We know that the hippocampus is a key part of the brain, responsible for processing short-term memory of everyday facts and names and storing them in long-term memory. In a “healthy” brain the hippocampus works well. But when the hippocampus begins to fail, “senior moments” start to occur.
Both of the following neuroscience studies suggest that hyperactivity in the hippocampus raises the risk for AD and mild cognitive impairment, but for different causes.
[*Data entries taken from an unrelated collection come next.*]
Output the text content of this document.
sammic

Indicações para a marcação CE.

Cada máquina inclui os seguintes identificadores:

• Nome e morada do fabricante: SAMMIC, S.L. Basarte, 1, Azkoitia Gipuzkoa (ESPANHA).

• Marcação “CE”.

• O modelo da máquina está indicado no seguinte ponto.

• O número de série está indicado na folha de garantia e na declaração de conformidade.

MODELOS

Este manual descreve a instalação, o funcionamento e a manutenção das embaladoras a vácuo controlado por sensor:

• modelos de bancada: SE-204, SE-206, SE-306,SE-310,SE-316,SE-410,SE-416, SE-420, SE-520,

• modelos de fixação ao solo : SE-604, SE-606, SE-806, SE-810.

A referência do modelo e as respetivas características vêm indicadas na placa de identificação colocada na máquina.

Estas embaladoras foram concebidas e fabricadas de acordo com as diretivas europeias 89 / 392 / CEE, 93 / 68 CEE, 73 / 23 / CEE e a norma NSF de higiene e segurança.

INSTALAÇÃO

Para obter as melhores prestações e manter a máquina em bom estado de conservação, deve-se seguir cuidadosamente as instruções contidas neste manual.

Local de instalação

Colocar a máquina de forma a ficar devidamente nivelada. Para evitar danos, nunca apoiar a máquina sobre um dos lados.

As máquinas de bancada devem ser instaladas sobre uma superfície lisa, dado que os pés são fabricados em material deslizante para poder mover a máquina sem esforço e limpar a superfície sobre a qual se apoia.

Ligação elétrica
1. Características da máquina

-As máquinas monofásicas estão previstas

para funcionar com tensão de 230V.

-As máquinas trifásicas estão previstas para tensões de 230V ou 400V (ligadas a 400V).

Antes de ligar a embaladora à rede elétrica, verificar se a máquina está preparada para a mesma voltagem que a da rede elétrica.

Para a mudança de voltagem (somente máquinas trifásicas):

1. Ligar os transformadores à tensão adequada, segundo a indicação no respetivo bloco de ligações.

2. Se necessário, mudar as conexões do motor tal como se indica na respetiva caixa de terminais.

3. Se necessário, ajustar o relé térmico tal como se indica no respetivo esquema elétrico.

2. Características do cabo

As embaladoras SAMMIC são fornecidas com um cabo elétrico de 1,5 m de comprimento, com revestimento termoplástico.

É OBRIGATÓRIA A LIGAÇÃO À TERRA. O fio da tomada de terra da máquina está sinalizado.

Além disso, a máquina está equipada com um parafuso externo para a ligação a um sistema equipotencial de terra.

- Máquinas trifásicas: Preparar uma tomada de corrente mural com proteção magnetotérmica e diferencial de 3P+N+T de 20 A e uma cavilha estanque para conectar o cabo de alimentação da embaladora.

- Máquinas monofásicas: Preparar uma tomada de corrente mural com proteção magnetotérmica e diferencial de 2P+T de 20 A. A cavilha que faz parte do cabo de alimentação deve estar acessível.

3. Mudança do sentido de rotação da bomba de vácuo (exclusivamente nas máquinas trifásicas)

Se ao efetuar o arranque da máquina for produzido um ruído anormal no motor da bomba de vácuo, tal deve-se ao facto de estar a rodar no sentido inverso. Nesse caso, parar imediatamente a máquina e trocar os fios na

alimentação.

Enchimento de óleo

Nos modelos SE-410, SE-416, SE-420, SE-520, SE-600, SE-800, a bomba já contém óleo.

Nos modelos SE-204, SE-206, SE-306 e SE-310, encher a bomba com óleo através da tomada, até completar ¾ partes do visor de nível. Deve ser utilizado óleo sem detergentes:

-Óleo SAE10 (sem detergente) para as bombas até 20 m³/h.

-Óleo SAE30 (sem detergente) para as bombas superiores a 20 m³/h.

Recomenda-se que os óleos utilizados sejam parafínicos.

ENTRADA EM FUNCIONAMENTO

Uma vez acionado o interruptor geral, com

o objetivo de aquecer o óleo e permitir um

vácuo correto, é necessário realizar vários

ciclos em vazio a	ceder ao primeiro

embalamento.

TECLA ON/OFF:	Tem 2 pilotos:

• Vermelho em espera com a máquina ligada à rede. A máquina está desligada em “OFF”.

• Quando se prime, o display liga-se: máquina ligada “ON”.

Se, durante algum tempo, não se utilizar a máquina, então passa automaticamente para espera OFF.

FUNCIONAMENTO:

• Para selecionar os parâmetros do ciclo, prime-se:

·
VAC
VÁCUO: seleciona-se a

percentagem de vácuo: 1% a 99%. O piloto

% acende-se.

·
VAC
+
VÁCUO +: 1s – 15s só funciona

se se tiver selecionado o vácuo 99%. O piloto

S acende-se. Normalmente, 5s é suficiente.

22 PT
Researchers at Tel Aviv University have linked this hyperactivity to an insulin-like growth factor called IGF-1R, “an important contributor” to the abnormality, Dr. Slutsky reported. She suggested that an inhibitor of IGF-1R, already being developed for cancer, be tested for reducing hyperactivity in the hippocampus to treat patients in early stages of AD.
A related study, this time from researchers at University of Southern California, focused on norepinephrine, believed to protect neurons from inflammation and excessive stimulation by other neurotransmitters that accelerate AD. In this case, unlike IGF-1R, norepinephrine is good for the brain, increasing activity by raising levels of attention, memory, and cognition.
And we can control our level of norepinephrine! Our mentally challenging activities stimulate the release of norepinephrine from the locus coeruleus in the brainstem. We are capable of building cognitive reserve or effective brain performance throughout our lives, even in later life and “despite approaching pathology,” according to Mather, the author.